Paciente realizando cirurgia bucomaxilofacial com cobertura do plano de saúde

Plano de Saúde Deve Cobrir Cirurgia Bucomaxilofacial? Entenda Seus Direitos

May 19, 20263 min read

Cirurgia Bucomaxilofacial: Quem deve pagar a conta, o plano de saúde ou o odontológico?

Imagine a seguinte cena: você descobre que precisa passar por uma cirurgia complexa no maxilar ou na face. Pode ser uma cirurgia ortognática para corrigir a mordida, a retirada de um cisto, ou até uma reconstrução após um acidente. O desgaste emocional e o medo do procedimento já são enormes. Mas, ao tentar agendar a cirurgia, começa o seu verdadeiro pesadelo: o famoso "jogo de empurra" entre os planos.

O Conflito e a Negativa Abusiva

Se você já passou por isso, sabe como funciona. Você pede a autorização para o seu plano de saúde (médico), e eles negam dizendo: "Isso é problema de dentista, procure o seu plano odontológico".

Você então vai até o plano odontológico, e a resposta é outra negativa: "Nós só cobrimos o que é feito na cadeira do consultório.
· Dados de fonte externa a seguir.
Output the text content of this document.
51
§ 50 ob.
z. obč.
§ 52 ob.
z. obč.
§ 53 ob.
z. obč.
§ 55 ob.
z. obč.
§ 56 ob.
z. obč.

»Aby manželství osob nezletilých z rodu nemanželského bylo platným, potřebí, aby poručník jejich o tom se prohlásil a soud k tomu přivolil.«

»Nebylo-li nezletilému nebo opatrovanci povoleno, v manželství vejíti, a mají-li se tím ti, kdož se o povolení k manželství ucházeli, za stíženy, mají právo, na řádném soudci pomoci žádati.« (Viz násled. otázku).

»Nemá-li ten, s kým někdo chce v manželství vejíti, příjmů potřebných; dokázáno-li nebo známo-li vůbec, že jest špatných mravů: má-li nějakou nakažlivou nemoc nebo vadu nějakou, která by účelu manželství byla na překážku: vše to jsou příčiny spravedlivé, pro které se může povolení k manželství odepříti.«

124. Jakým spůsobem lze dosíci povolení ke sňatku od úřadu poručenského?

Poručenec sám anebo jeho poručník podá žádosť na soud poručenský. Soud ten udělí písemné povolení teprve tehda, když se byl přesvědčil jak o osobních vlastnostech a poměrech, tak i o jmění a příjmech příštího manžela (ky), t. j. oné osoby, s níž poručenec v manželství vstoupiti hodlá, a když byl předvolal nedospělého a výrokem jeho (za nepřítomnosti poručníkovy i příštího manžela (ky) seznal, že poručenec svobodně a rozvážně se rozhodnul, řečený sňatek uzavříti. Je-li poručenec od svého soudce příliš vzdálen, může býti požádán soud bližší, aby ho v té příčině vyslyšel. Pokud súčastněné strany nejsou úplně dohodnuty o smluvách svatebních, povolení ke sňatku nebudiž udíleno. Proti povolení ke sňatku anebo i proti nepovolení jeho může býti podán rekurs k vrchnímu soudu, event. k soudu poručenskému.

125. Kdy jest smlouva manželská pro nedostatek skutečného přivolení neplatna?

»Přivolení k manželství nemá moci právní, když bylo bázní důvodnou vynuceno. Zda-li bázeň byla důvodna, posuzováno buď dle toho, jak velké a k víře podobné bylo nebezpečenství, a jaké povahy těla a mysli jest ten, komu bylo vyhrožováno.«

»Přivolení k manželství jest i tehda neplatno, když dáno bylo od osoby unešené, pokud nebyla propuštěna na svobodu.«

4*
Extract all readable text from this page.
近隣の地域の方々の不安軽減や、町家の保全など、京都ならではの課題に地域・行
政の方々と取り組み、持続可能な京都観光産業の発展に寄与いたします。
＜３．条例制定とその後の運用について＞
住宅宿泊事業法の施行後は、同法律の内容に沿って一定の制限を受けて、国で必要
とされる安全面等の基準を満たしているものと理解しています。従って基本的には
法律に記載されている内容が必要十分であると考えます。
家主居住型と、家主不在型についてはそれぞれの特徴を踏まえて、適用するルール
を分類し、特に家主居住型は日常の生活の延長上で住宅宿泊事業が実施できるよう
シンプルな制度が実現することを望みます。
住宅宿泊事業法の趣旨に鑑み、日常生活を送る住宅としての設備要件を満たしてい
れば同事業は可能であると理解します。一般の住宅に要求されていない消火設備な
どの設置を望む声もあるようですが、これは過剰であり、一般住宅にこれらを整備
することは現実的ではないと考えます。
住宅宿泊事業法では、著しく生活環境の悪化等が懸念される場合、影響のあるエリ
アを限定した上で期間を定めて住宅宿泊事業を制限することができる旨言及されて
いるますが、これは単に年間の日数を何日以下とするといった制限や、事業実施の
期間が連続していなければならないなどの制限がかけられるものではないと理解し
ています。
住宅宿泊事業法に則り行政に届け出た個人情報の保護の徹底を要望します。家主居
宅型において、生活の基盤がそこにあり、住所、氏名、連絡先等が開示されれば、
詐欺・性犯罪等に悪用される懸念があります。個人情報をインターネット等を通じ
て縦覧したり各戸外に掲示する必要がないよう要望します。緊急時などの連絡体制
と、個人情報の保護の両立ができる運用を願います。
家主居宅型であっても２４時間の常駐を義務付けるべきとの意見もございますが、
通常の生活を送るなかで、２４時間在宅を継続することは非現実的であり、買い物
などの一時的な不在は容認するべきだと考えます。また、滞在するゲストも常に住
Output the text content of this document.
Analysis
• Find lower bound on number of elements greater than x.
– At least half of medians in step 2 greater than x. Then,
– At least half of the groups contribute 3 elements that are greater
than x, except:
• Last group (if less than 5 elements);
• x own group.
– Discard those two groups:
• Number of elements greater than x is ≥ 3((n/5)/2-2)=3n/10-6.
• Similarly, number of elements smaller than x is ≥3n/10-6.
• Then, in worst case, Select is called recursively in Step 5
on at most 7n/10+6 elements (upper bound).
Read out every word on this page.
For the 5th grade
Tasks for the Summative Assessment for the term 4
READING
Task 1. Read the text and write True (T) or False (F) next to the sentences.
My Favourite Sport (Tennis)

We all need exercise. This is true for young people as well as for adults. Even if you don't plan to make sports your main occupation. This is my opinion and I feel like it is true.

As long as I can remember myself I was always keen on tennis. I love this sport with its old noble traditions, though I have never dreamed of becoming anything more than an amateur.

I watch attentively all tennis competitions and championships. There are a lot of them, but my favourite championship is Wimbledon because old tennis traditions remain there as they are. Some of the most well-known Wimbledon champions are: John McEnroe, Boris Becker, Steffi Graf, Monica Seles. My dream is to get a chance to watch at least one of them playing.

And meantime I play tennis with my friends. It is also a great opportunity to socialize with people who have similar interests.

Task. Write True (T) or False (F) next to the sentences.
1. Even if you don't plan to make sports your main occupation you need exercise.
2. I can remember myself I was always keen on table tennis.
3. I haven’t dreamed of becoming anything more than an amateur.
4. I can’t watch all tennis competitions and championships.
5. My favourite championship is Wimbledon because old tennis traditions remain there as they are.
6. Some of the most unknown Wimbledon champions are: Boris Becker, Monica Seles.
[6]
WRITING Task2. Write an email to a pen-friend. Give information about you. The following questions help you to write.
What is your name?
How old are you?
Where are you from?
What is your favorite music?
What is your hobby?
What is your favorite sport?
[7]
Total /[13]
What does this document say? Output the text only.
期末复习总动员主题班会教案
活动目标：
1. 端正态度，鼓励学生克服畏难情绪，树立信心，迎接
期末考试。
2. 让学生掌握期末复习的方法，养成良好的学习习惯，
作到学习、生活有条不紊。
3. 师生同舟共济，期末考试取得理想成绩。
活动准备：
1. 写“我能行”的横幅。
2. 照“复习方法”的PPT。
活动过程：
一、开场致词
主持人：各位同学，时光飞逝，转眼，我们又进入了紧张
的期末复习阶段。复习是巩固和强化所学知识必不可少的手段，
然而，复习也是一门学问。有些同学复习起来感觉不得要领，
Cirurgia em hospital não é com a gente".

E no meio dessa confusão, fica você: com dor, precisando da cirurgia e sem saber quem deve pagar a conta.

Afinal, quem está com a razão?

Para a Agência Nacional de Saúde Suplementar (ANS) e para a Justiça brasileira, a regra é muito clara e serve para proteger você, o paciente.

O plano odontológico realmente tem uma cobertura mais simples, voltada para os tratamentos feitos dentro do consultório do dentista.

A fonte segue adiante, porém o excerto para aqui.